On Sun, 12 Apr 1998, Hamish Moffatt wrote:

> > The point here is that it's _documented_ to return EBADF if the stream
> > pointer is not an open stream, and that's not what happens.  This is
> > difficult to enforce in practice, and is not necessary for ISO compliance --
> > so let's fix the man page.
> 
> Is it really so difficult to handle this situation though? Using
> Steve's test program on Solaris does as expected:

Yes, it would be quite difficult to do efficently.  There's no good way to
tell that the pointer you're passing is _really_ a FILE* pointer.  Once it's
closed, the pointer's value is meaningless.

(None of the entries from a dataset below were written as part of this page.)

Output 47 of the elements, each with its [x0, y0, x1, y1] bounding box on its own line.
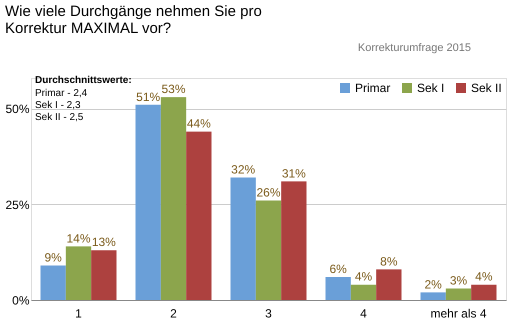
y-tick-label: 0%	[12, 294, 30, 308]
y-tick-label: 50%	[5, 102, 30, 116]
bar	[420, 292, 446, 300]
legend-label: Primar	[355, 81, 390, 95]
data-label: 51%	[136, 90, 160, 104]
data-label: 6%	[329, 262, 348, 276]
x-tick-label: 4	[360, 306, 368, 320]
data-label: 44%	[186, 116, 212, 131]
text: Korrekturumfrage 2015	[358, 42, 471, 54]
legend-label: Sek II	[471, 81, 502, 95]
data-label: 26%	[256, 185, 281, 200]
bar	[281, 181, 306, 300]
bar	[66, 246, 92, 300]
bar	[160, 97, 186, 300]
bar	[350, 284, 376, 300]
data-label: 3%	[450, 274, 468, 288]
data-label: 2%	[424, 277, 442, 292]
x-tick-label: mehr als 4	[430, 306, 487, 320]
bar	[186, 132, 212, 300]
data-label: 13%	[92, 235, 116, 250]
annotation: Sek I - 2,3	[35, 100, 82, 111]
bar	[91, 250, 116, 300]
legend-label: Sek I	[417, 81, 444, 95]
data-label: 14%	[66, 231, 91, 246]
bar	[471, 284, 496, 300]
bar	[136, 104, 161, 300]
x-tick-label: 3	[265, 306, 272, 320]
bar	[326, 277, 351, 300]
bar	[376, 269, 402, 300]
chart-title: Wie viele Durchgänge nehmen Sie pro Korrektur MAXIMAL vor?	[4, 3, 262, 37]
data-label: 31%	[282, 166, 306, 180]
annotation: Primar - 2,4	[35, 88, 88, 99]
data-label: 4%	[354, 270, 372, 284]
data-label: 8%	[380, 254, 398, 268]
bar	[446, 288, 472, 300]
data-label: 4%	[475, 270, 493, 284]
x-tick-label: 2	[170, 306, 178, 320]
bar	[256, 200, 282, 300]
data-label: 32%	[231, 162, 256, 177]
data-label: 9%	[44, 250, 62, 265]
y-tick-label: 25%	[5, 198, 30, 212]
annotation: Sek II - 2,5	[35, 112, 84, 123]
x-tick-label: 1	[75, 306, 82, 320]
data-label: 53%	[161, 82, 186, 96]
annotation: Durchschnittswerte:	[35, 75, 132, 86]
bar	[230, 178, 256, 300]
bar	[40, 266, 66, 300]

There are various ways you could keep fclose() from crashing if you give it
an invalid pointer (eg. keep a linked list of all open files, and only close
the file if you find it in the list) but that wastes memory and is slow.

If you try to fclose(NULL) (like when the file can't open and you close it
anyway) it's easy to ignore -- just return immediately if the file pointer
is NULL.  But should we do that?

Personally, as a programmer myself, I much prefer to work on a system that
gives up consistently when I do something wrong.  That's what segmentation
faults are all about.  It would be _easy_ to tell the kernel "don't kill
tasks if they write to random memory locations."  That's what DOS and Win16
did -- and you end up with random memory corruption that's virtually
impossible to debug.

Note that libc5 apparently didn't crash (at least, hylafax worked) when you
double-fclosed a file, but that wasn't because of any feature of libc5.  It
was just lucky enough to avoid hitting any memory areas the wrong way.

Anyone who can operate GDB should be able to track down a crash in fclose()
as long as it segfaults properly.

But the fclose() behaviour should be documented... the way I usually phrase
it in my own API documentation is something like "a call to this function
causes the pointer to become invalid, and it should not be used in
subsequent function calls."

Have fun,

Avery

P.S. I'll try Solaris at work on Tuesday.  I suspect its non-crashing
behaviour is just good luck on their part.